Markit’s purchasing managers’ index (PMI) fell to 52.3 for the Eurozone in September – a new low for 2014.
A score of above 50 signifies growth, however, the index has been falling since a promising rise at the turn of the year. The downbeat survey numbers come after the Eurozone economy registered zero growth from April to June.
French stagnation is a major drag on the Eurozone’s recovery. The French economy failed to grow in the first half of the year, revised figures released yesterday confirmed.
The country’s PMI fell further to 49.1, from 49.5 in August, indicating it was sliding into recession.
At the same time, Germany’s survey data edged up to 54.0 from 53.7 – a small improvement which suggested it was just about maintaining some economic growth.
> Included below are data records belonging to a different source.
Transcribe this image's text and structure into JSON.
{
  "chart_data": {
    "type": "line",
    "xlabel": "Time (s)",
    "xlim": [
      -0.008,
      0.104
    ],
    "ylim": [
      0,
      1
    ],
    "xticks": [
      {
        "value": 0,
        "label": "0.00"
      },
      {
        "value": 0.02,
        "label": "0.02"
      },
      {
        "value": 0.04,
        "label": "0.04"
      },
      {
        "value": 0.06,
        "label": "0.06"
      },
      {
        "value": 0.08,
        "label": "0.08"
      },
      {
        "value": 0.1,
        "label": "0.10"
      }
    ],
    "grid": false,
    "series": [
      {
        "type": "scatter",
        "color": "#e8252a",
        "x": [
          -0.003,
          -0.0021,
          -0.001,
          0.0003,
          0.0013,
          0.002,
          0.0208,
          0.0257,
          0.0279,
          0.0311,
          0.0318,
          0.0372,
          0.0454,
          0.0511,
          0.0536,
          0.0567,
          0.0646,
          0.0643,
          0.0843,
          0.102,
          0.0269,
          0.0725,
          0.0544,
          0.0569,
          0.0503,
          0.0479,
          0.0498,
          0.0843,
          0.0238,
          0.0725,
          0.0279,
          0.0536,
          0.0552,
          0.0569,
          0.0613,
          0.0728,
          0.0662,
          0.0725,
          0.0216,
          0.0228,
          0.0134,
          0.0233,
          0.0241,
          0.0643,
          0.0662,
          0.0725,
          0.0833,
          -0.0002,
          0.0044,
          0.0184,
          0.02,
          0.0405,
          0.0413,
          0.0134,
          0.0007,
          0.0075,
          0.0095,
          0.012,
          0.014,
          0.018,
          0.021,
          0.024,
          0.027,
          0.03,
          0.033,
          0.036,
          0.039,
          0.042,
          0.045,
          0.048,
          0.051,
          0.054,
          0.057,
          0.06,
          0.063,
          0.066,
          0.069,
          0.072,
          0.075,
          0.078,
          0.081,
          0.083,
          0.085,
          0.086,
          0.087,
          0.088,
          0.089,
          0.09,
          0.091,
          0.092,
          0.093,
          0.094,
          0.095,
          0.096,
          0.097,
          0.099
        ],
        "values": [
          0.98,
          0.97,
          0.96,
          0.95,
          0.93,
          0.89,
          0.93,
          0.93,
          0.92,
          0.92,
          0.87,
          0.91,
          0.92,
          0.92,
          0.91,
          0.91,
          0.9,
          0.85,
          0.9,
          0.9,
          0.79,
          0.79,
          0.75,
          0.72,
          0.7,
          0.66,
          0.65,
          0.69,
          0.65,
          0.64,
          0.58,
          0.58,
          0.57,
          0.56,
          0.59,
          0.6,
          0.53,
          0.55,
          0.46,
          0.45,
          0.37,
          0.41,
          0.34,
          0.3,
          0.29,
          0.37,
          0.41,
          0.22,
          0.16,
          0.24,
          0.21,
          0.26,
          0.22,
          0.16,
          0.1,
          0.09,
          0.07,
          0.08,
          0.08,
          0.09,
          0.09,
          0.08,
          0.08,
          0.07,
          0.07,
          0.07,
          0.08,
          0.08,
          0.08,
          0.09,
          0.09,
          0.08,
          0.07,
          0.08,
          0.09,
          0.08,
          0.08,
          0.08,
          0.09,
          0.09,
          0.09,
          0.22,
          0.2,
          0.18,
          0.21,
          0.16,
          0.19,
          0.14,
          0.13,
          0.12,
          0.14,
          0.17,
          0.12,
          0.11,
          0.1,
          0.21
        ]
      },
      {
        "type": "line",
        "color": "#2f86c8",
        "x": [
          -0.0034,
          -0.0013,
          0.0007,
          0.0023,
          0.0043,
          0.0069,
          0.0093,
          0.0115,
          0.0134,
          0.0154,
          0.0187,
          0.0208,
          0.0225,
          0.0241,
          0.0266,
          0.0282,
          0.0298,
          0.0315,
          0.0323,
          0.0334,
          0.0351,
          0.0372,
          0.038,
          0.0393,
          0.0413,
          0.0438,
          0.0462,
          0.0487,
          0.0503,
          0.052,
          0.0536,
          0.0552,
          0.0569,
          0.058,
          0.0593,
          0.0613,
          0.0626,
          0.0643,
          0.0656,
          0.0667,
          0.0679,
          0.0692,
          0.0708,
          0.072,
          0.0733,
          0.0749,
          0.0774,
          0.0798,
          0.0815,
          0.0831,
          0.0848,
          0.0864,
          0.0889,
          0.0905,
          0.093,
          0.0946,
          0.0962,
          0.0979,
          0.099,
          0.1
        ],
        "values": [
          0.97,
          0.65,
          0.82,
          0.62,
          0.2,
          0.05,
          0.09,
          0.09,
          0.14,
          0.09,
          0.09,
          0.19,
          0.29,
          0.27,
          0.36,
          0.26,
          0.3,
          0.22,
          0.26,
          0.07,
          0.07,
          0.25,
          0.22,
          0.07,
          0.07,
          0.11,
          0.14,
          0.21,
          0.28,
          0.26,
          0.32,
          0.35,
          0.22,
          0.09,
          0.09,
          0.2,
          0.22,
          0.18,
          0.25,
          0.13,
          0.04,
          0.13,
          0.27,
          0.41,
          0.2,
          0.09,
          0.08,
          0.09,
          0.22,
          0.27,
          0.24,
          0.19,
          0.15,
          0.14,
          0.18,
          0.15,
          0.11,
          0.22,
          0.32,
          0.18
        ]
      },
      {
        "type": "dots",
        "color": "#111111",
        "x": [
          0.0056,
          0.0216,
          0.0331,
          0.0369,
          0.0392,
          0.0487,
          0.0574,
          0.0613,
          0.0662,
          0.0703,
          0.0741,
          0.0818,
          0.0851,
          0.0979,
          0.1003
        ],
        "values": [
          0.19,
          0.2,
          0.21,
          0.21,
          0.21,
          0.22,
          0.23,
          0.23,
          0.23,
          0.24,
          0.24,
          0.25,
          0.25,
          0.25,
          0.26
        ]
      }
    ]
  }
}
The biggest economy in the Eurozone has slowed down from solid PMI readings of above 55 at the end of last year.
By contrast the UK is achieving very strong PMI numbers, and in excess of 60 in some areas, according to Lloyds bank’s surveys.
“Anaemic demand continues to hold back the private sector, with further price cutting insufficient to prevent new orders from falling,” said Jack Kennedy, an economist at Markit.
“Firms responded to the continued weakness by lowering employment at the sharpest rate since February.”
With weak demand affecting both growth and prices the onus is now on the European Central Bank’s programme of asset purchases, of which full details will be released next Thursday.
Meanwhile, the second round of cheap loans will begin in December.